Si è molto parlato di famiglia nelle ultime settimane, con manifestazioni polarizzate su fronti contrapposti. Su entrambe le sponde però mancava una figura importante: la famiglia migrante, separata dai confini o ricongiunta in Italia.
Per alcuni, la famiglia da salvaguardare ha precise connotazioni etniche: è la famiglia di stirpe italiana, minacciata da più parti. L’insediamento di famiglie immigrate e la loro fecondità non sarebbero una risorsa, ma un pericolo. Per alcuni, le famiglie immigrate farebbero addirittura parte di un fantomatico complotto volto alla sostituzione etnica della popolazione italiana con immigrati africani, mediorientali o asiatici.
Per altri il problema è dare riconoscimento a svariate forme di famiglia, oltre che ai diritti e ai desideri individuali. Ma stranamente tra le forme familiari e i diritti da tutelare le famiglie immigrate non compaiono. Anzi, a livello internazionale da tempo i diritti delle donne vengono inalberati contro i diritti degli immigrati. Si prestano egregiamente infatti alla costruzione di inedite coalizioni trasversali. “Loro”, gli immigrati, sarebbero portatori di visioni maschiliste e retrograde, che proprio in famiglia si esprimono nei modi peggiori, mentre “noi”, democratici e moderni, saremmo gli alfieri dell’emancipazione femminile e di una civiltà superiore. Femminicidi, molestie e disuguaglianze di casa nostra non sarebbero altro che piccoli incidenti di percorso.
Queste amnesie sono tanto più sorprendenti se si pensa che l’immigrazione, in Italia come in Europa e negli altri Paesi avanzati, assume sempre più caratteri familiari. Nel nostro Paese tra i titolari di un permesso di soggiorno temporaneo (1.325.000) il 39,3% l’ha ottenuto per ragioni familiari, contro il 35,2% per lavoro e il 18% per asilo. Tra i titolari di permessi per lungo soggiornanti (2.390.000) e gli immigrati comunitari (circa 1,5 milioni) la componente familiare è ancora più importante. Anche negli ultimi anni i permessi per famiglia hanno sopravanzato i permessi per asilo. Nel 2017, il 44,3% dei nuovi permessi sono stati concessi per ragioni familiari, il 38,3% per asilo. Dovremmo aggiornare il celebre aforisma di Max Frisch, osservando: «Volevamo delle braccia, sono arrivate delle famiglie».

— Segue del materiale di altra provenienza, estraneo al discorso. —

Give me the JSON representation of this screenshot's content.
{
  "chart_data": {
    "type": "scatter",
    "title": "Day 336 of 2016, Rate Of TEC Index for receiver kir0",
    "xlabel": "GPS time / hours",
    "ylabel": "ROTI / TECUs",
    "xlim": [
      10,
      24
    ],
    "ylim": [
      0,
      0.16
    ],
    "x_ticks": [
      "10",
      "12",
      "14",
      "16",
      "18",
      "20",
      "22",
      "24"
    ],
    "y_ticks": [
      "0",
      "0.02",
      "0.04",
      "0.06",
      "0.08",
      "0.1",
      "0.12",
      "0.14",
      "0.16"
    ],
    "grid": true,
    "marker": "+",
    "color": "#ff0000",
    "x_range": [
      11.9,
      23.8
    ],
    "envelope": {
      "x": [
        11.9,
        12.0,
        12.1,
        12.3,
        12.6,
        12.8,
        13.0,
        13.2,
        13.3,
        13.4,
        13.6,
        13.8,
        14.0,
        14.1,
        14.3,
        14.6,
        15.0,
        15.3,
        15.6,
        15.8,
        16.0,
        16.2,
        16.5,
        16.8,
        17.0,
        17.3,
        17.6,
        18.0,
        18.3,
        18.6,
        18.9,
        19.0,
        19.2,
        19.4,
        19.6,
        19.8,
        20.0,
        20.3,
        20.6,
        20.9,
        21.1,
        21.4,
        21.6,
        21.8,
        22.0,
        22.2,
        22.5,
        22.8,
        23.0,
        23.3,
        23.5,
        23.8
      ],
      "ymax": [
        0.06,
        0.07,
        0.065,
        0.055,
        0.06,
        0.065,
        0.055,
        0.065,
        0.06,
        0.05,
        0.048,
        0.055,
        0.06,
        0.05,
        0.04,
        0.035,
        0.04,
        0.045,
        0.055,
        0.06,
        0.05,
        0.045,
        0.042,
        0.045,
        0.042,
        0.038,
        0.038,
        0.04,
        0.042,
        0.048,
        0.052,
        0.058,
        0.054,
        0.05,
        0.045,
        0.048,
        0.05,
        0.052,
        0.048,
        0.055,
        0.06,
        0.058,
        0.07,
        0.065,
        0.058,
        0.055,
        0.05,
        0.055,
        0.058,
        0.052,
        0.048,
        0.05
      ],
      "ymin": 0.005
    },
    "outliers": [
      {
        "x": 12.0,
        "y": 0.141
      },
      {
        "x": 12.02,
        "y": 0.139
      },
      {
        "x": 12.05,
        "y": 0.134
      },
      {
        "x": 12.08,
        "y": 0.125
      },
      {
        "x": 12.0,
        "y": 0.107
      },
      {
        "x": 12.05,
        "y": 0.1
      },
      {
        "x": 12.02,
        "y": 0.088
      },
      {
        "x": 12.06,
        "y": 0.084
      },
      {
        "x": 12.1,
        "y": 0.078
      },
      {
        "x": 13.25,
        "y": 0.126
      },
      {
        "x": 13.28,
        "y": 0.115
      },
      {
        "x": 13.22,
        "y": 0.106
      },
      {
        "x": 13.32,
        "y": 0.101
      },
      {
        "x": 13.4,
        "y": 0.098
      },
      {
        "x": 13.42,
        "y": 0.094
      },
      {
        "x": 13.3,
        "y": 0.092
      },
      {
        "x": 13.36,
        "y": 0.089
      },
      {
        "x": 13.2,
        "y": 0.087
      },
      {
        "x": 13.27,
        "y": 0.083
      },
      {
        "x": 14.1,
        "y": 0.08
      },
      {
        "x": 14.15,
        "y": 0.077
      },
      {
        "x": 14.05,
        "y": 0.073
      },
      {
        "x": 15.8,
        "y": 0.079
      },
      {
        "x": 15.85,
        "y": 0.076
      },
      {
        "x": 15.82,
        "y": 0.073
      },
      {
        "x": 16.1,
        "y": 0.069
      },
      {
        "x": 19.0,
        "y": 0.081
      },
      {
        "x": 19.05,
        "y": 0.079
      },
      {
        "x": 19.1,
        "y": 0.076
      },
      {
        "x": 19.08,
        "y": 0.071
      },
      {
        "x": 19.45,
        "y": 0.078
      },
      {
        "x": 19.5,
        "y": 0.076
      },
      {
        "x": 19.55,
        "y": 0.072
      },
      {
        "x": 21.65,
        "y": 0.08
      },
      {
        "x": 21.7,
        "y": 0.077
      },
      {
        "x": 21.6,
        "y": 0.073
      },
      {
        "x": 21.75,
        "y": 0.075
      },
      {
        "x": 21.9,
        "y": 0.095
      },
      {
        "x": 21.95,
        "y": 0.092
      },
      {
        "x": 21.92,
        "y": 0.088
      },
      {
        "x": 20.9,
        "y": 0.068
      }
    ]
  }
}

Di famiglie immigrate si parla invece quasi soltanto in occasione di sciagurati episodi di cronaca nera, come le circoncisioni casalinghe dall’esito tragico, o di tragedie della povertà. Oppure a livello locale se ne paventa l’assalto alle esangui risorse delle politiche sociali, in termini di misure per l’assistenza o per l’edilizia sociale, tanto che fioriscono duri (eppure giuridicamente fragili) provvedimenti per limitare l’accesso delle famiglie immigrate ai benefici del welfare.
Andrebbe invece ricordato che il passaggio dall’immigrazione di persone sole all’immigrazione familiare è un’evoluzione che favorisce l’integrazione, la sicurezza e la mescolanza, oltre che il benessere degli individui. Le famiglie con figli, anche mediante la scuola, sono stimolate ad accrescere le relazioni con le famiglie italiane, con le istituzioni pubbliche, con il vicinato. Mancano delle pensioni e dell’aiuto dei nonni, ma cercano di aiutarsi fra loro mediante i legami orizzontali, tra sorelle, cognate, cugine. A volte si auto-organizzano per l’accudimento dei bambini piccoli, come in varie comunità filippine, sopperendo alla difficoltà di accesso ai servizi pubblici.
Sempre più spesso stabiliscono legami di parentela ‘sostitutiva’ con vicini italiani, soprattutto anziane ‘nonne’ rimaste sole. Queste in tanti palazzoni di periferia si prendono cura dei bambini degli immigrati al ritorno da scuola, mentre i genitori sono ancora al lavoro. Le nonne italiane adottano silenziosamente migliaia di nipoti delle più varie provenienze. Le periferie non sono solo luoghi di disagi contrapposti e di conflitti striscianti, ma anche il teatro in cui tra le difficoltà si costruisce ogni giorno una società nuova. E proprio le famiglie immigrate ne sono protagoniste.